Issues with Docker Jobs
-
Docker jobs on the machines running CentOS Stream 9 may not be able to access the internet due to issues with our firewall. This may cause various and esoteric messages depending on your program and if it depends
on network access.
-
To solve this issue, many of our nodes will need to be rebooted. These reboots are starting now and will cause jobs to be interrupted. Interrupted jobs should remain in the queue and be restarted by HTCondor.
-
Docker jobs may fail to download the Docker container image. Such jobs go on hold with a message like "Error from
slotY_ZZ@xxxxxxxxxxxxxxxxxxx: Unable to find image" followed by messages with "Pulling fs layer". This is separate from the above issues, and we are working to resolve it.
-
To workaround this issue, you can release the job with "condor_release JobID" and the job will hopefully run on a different machine. If it does not, you can add a requirement to your submit file to avoid the bad
machine: "requirements = Machine != 'eXXX.chtc.wisc.edu' ".
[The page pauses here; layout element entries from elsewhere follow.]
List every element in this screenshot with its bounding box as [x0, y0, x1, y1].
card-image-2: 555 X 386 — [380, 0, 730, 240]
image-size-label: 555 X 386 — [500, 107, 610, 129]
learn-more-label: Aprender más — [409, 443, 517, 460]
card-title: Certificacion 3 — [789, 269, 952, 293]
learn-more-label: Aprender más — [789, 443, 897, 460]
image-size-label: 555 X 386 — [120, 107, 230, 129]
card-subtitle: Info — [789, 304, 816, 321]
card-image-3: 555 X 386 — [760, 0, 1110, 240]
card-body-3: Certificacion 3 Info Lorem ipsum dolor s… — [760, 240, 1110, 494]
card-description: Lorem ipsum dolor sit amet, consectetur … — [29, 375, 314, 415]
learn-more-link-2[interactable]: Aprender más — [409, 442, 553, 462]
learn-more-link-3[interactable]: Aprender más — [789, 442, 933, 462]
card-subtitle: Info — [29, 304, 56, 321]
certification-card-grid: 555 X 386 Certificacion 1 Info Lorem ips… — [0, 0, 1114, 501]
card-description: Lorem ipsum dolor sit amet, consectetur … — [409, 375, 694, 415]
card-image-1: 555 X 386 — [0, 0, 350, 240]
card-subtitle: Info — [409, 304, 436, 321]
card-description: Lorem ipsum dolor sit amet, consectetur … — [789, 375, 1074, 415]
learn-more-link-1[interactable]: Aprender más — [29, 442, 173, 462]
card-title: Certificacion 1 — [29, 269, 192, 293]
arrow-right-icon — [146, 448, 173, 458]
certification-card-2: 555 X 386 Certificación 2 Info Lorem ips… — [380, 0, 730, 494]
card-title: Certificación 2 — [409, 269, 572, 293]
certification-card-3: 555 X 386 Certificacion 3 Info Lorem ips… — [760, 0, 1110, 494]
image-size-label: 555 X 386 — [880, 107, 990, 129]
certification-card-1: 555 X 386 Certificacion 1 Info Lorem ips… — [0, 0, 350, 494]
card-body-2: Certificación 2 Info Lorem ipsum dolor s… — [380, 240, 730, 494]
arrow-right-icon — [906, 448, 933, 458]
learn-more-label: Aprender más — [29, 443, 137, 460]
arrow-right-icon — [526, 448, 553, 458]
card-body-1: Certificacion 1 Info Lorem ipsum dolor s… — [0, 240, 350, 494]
We will send an update next week once as we continue to resolve these issues. You can also monitor the progress of these issues on our status page:
https://status.chtc.wisc.edu/
In the meantime, we continue to encourage users to transition to containerizing their software and to attend our additional in-person office hours next week on Wednesday
from 10-12pm in the Discovery Building.
Best,
The Facilitation team